We translate theory into program design using a feedback-based loop:

  1. Design – Grounded in peer engagement and social proof

  2. Deliver – Through scalable cohort-based programming like the Network Challenge

  3. Evaluate – Through surveys, research partnerships, and real-world observation

  4. Refine – Using evaluation insights to evolve each new cohort

Each layer reinforces the others, allowing OSN to deliver meaningful, measurable outcomes.

Research-Backed and Practice-Tested

We don’t just assume our model works—we test it.

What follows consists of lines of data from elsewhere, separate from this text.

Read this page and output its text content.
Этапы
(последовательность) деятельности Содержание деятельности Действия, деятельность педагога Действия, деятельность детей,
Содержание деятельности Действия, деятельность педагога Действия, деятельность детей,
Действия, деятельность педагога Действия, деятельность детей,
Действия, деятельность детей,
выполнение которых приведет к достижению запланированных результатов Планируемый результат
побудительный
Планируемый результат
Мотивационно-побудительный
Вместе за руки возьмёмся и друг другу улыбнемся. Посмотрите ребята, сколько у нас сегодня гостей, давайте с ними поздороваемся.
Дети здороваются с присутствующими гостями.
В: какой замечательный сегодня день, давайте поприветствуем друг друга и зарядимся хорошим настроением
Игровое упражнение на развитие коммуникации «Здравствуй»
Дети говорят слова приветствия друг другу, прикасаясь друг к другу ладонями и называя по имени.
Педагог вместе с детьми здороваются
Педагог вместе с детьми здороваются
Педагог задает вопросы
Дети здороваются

OSN collaborates with academic partners, farmers, and peer networks to validate our approach.

  • University of Guelph – Support on diffusion theory & practice adoption

  • Erin Nelson Report – Validation of peer-led learning effectiveness (2025)

  • Julia’s Longitudinal Study – Tracking farmer behavior over multiple cohorts

We also run on-farm trials through our new FIRE program (Farmer Innovation & Research Ecosystem), supporting farmers in generating, testing, and sharing their own data.

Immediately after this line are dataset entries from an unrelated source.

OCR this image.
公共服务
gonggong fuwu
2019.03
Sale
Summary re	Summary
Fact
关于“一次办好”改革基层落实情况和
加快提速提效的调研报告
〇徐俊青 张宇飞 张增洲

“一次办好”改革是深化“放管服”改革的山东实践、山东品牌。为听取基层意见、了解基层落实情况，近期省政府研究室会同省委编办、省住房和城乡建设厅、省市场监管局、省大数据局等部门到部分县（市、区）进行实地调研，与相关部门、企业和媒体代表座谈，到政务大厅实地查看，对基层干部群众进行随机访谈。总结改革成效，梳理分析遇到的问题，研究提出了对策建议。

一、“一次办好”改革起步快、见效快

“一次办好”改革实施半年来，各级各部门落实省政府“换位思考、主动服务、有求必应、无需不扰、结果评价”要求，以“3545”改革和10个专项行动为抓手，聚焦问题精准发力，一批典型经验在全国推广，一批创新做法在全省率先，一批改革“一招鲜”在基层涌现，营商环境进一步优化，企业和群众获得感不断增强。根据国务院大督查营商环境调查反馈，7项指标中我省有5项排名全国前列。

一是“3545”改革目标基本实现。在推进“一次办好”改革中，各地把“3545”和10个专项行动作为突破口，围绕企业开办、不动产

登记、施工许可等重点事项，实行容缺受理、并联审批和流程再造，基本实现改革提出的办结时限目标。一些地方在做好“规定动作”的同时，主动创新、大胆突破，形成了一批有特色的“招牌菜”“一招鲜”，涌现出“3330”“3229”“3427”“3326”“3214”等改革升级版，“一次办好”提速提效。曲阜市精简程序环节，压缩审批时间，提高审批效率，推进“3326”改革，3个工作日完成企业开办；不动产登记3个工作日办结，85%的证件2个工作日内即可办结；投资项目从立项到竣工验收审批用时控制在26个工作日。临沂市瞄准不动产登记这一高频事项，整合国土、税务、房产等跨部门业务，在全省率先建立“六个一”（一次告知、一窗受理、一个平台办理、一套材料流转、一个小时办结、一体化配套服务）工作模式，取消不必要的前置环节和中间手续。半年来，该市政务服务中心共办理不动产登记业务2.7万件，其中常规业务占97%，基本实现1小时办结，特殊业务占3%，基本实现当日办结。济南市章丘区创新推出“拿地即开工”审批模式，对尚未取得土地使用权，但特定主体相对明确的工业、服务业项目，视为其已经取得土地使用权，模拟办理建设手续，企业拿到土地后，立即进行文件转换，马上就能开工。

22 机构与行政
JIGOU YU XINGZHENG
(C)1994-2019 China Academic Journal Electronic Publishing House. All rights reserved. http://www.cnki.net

A Network Years in the Making

From a handful of chairs in a farm shop to a province-wide model—here’s how it all came together.

Pre-2017
The OSN started out as a couple of chairs set up in Woody Van Arkle’s shop, filled by a couple of farmers from southwestern Ontario that Anne Verhallen knew were interested in figuring out how to improve their soil health. They called it cover crops anonymous.
2017
Beginning of the OSN, Cohort #1. Piloted by the Rural Ontario Institute under Rob Black’s leadership, with support from OMAFA. 20 farmers and 10 volunteers came together to experiment with peer-led learning.
2018
Reflection and phase #2 pilot led by Tori Waugh. The project adapted based on early successes to focus more on building networks of farmer-driven change.
2019
Cohort #2 and launch of the Ontario Soil Roadshow. OSN began collaborating with Brock and Guelph to validate the network model through research.
2020
OSN became a standalone organization, officially launching with full independence and a renewed vision.
2021
Cohort #3. Pandemic shifts led to the launch of the Virtual Road Trip Map and involvement in Living Lab Ontario. Training model evolved to support grounded, community-based facilitation.
2022
Cohort #4.
2023
Cohort #5.
2024
Cohort #6.
2025
Cohort #7, launch of the FIRE program—solidifying OSN’s role in partnered research and peer-driven innovation.